Although the house will need to travel less than a mile to its future home between Interstate 69 and Navient’s 470,000-square foot facility, the cost of moving the 153-year-old solid brick house is significant. Even a substantial contribution from the present owner of the property, development and construction firm Thompson Thrift, will only cover a portion of the estimated $100,000 cost of relocation.
In addition to the expense of relocation, the Noblesville Preservation Alliance and partner organizations must also consider a future use for the house.
Shortly before the house was scheduled for demolition in early June, Indiana Landmarks and the Noblesville Preservation Alliance, along with Hamilton County Tourism, the Hamilton County Historical Society, and Fishers’ Historic Ambassador House, entered into discussions with the Town of Fishers and Thompson Thrift to save the house from the wrecking ball.

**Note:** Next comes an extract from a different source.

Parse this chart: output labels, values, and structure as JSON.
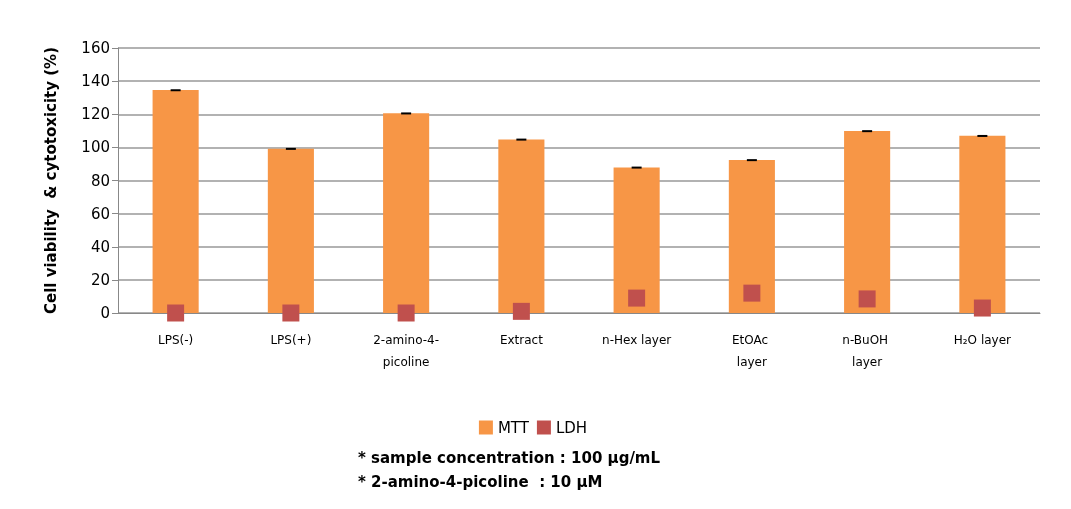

The farmhouse, built by the Peter Flanagan family in 1861 from clay bricks made on-site, was more recently owned by Dan Kincaid, a descendant of Loma E. Kincaid, the founder of L.E. Kincaid Meat Market in Indianapolis. Thompson Thrift acquired the house and property in 2013. Convinced of its historical significance and backed by public support in favor of saving the house, Thompson Thrift agreed to halt demolition and provide time for the organizations involved to consider options to relocate the structure.
Navient, in an effort to help preserve one of Fishers few remaining historical buildings, donated land for the Kincaid House. The company will resign ownership of the land to whoever agrees to rehabilitate and maintain the house after it is moved.